The recent job growth is accredited to the Labor Government’s swift action to provide liquidity to the market through the stimulus packages. Liquidity in an economy creates jobs and spurs growth, which Australia is currently witnessing. With government borrowing expected to peak at 18% as a share of GDP, the Australian economy’s fundamentals put her in a favorable position to continue its stimulus injection. However there are strong indicators that a tightening of the monetary policy is on the horizon. If the Labor Government starts curtailing the fiscal stimulus, it will have serious effects on the job markets, and will put Australia in a vulnerable situation which might lead a slowdown in recruitment.
Slower hiring is becoming a stark reality given recent events in the currency markets. The Australian dollar rose to a 15-month high of US$0.9369 and interbank future slid as the market has priced in an almost certain chance of an interest rate hike in December. This means that the cash rate will be at 3.75%, indicating that there will be a tightening of monetary policy, which all means that the fiscal stimulus will be curtailed. The Reserve Bank of Australia must take into account that the current job market has not yet reached a point of stability where it can grow in the absence of a fiscal stimulus.

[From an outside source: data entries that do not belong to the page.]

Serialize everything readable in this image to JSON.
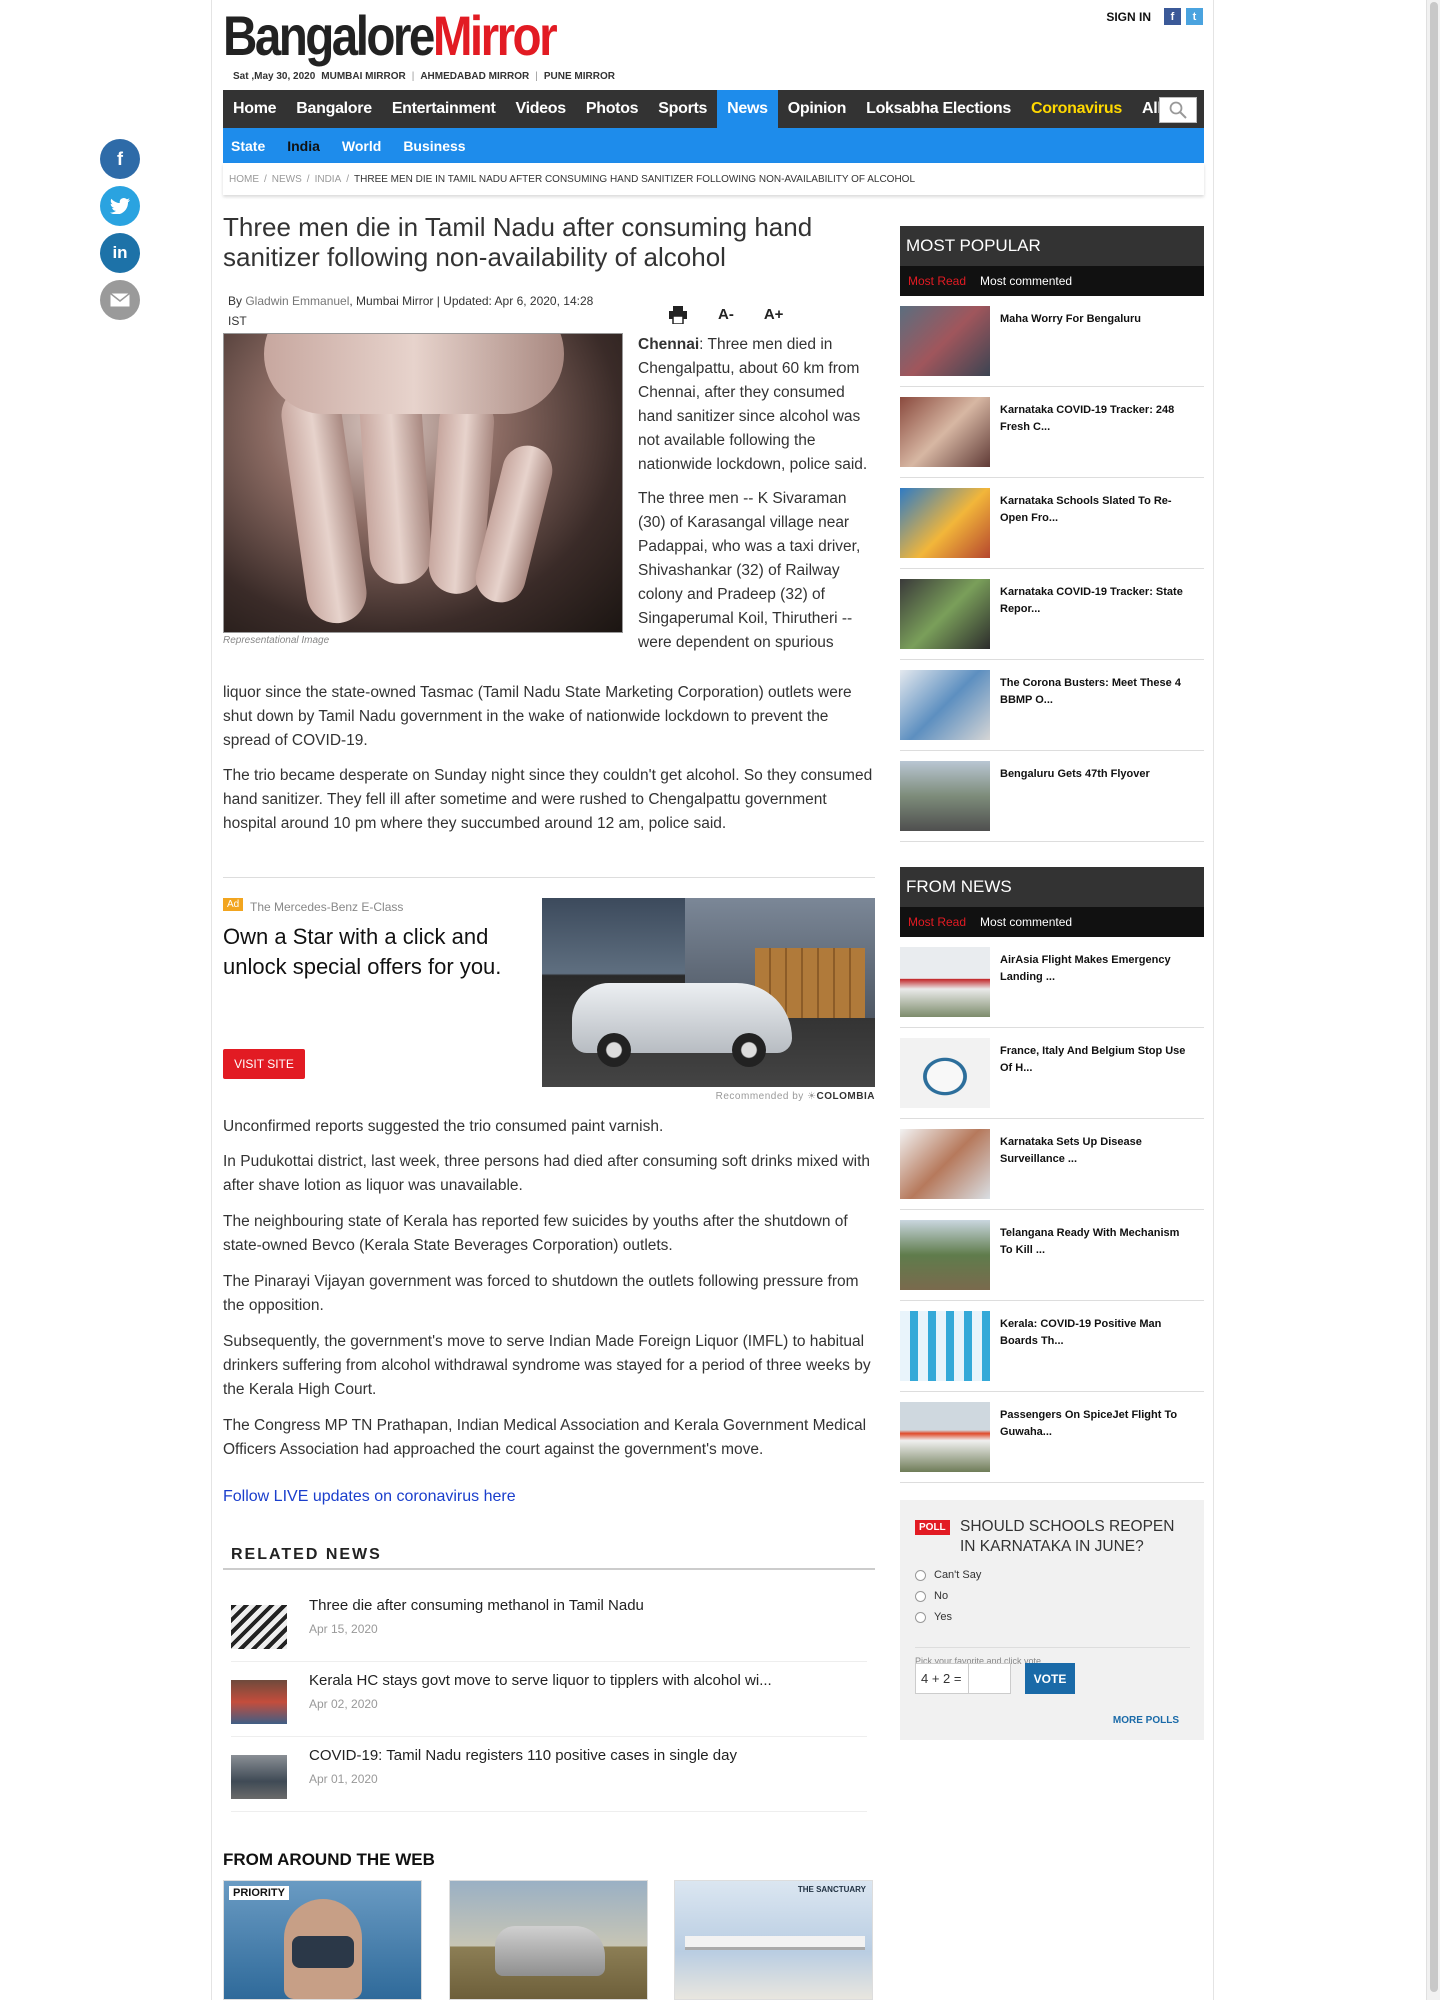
{
  "brand": {
    "part1": "Bangalore",
    "part2": "Mirror"
  },
  "dateline": {
    "date": "Sat ,May 30, 2020",
    "links": [
      "MUMBAI MIRROR",
      "AHMEDABAD MIRROR",
      "PUNE MIRROR"
    ]
  },
  "header": {
    "signin": "SIGN IN",
    "fb": "f",
    "tw": "t"
  },
  "nav": {
    "items": [
      "Home",
      "Bangalore",
      "Entertainment",
      "Videos",
      "Photos",
      "Sports",
      "News",
      "Opinion",
      "Loksabha Elections",
      "Coronavirus",
      "All"
    ],
    "active": "News"
  },
  "subnav": {
    "items": [
      "State",
      "India",
      "World",
      "Business"
    ],
    "active": "India"
  },
  "breadcrumb": [
    "HOME",
    "NEWS",
    "INDIA",
    "THREE MEN DIE IN TAMIL NADU AFTER CONSUMING HAND SANITIZER FOLLOWING NON-AVAILABILITY OF ALCOHOL"
  ],
  "article": {
    "headline": "Three men die in Tamil Nadu after consuming hand sanitizer following non-availability of alcohol",
    "by": "By ",
    "author": "Gladwin Emmanuel",
    "source": ", Mumbai Mirror | Updated: Apr 6, 2020, 14:28 IST",
    "tool_small": "A-",
    "tool_large": "A+",
    "caption": "Representational Image",
    "lead_city": "Chennai",
    "lead_rest": ": Three men died in Chengalpattu, about 60 km from Chennai, after they consumed hand sanitizer since alcohol was not available following the nationwide lockdown, police said.",
    "p2a": "The three men -- K Sivaraman (30) of Karasangal village near Padappai, who was a taxi driver, Shivashankar (32) of Railway colony and Pradeep (32) of Singaperumal Koil, Thirutheri -- were dependent on spurious",
    "p2b": "liquor since the state-owned Tasmac (Tamil Nadu State Marketing Corporation) outlets were shut down by Tamil Nadu government in the wake of nationwide lockdown to prevent the spread of COVID-19.",
    "p3": "The trio became desperate on Sunday night since they couldn't get alcohol. So they consumed hand sanitizer. They fell ill after sometime and were rushed to Chengalpattu government hospital around 10 pm where they succumbed around 12 am, police said.",
    "p4": "Unconfirmed reports suggested the trio consumed paint varnish.",
    "p5": "In Pudukottai district, last week, three persons had died after consuming soft drinks mixed with after shave lotion as liquor was unavailable.",
    "p6": "The neighbouring state of Kerala has reported few suicides by youths after the shutdown of state-owned Bevco (Kerala State Beverages Corporation) outlets.",
    "p7": "The Pinarayi Vijayan government was forced to shutdown the outlets following pressure from the opposition.",
    "p8": "Subsequently, the government's move to serve Indian Made Foreign Liquor (IMFL) to habitual drinkers suffering from alcohol withdrawal syndrome was stayed for a period of three weeks by the Kerala High Court.",
    "p9": "The Congress MP TN Prathapan, Indian Medical Association and Kerala Government Medical Officers Association had approached the court against the government's move.",
    "live_link": "Follow LIVE updates on coronavirus here"
  },
  "ad": {
    "tag": "Ad",
    "brand": "The Mercedes-Benz E-Class",
    "title": "Own a Star with a click and unlock special offers for you.",
    "cta": "VISIT SITE",
    "recommended": "Recommended by",
    "network": "COLOMBIA"
  },
  "related": {
    "heading": "RELATED NEWS",
    "items": [
      {
        "title": "Three die after consuming methanol in Tamil Nadu",
        "date": "Apr 15, 2020"
      },
      {
        "title": "Kerala HC stays govt move to serve liquor to tipplers with alcohol wi...",
        "date": "Apr 02, 2020"
      },
      {
        "title": "COVID-19: Tamil Nadu registers 110 positive cases in single day",
        "date": "Apr 01, 2020"
      }
    ]
  },
  "around": {
    "heading": "FROM AROUND THE WEB",
    "card1_badge": "PRIORITY",
    "card3_badge": "THE SANCTUARY"
  },
  "popular": {
    "heading": "MOST POPULAR",
    "tab_active": "Most Read",
    "tab_other": "Most commented",
    "items": [
      "Maha Worry For Bengaluru",
      "Karnataka COVID-19 Tracker: 248 Fresh C...",
      "Karnataka Schools Slated To Re-Open Fro...",
      "Karnataka COVID-19 Tracker: State Repor...",
      "The Corona Busters: Meet These 4 BBMP O...",
      "Bengaluru Gets 47th Flyover"
    ]
  },
  "fromnews": {
    "heading": "FROM NEWS",
    "tab_active": "Most Read",
    "tab_other": "Most commented",
    "items": [
      "AirAsia Flight Makes Emergency Landing ...",
      "France, Italy And Belgium Stop Use Of H...",
      "Karnataka Sets Up Disease Surveillance ...",
      "Telangana Ready With Mechanism To Kill ...",
      "Kerala: COVID-19 Positive Man Boards Th...",
      "Passengers On SpiceJet Flight To Guwaha..."
    ]
  },
  "poll": {
    "tag": "POLL",
    "question": "SHOULD SCHOOLS REOPEN IN KARNATAKA IN JUNE?",
    "options": [
      "Can't Say",
      "No",
      "Yes"
    ],
    "hint": "Pick your favorite and click vote",
    "captcha": "4 + 2 =",
    "vote": "VOTE",
    "more": "MORE POLLS"
  }
}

Think about it yourself for a moment: if you become tight-fisted at this stage when the job market has not yet established a floor, and If today you are at 5.8% unemployment, and you beating your job creation expectation because of the stimulus, then where do you think these numbers will go if you become fiscally conservative?
The challenge for the Reserve Bank of Australia and the Labor Government is to ensure that recent successes in the job market are not eroded by a miscalculated tightening of monetary policy. We would like to maintain our rating of A- for the job market in the short term.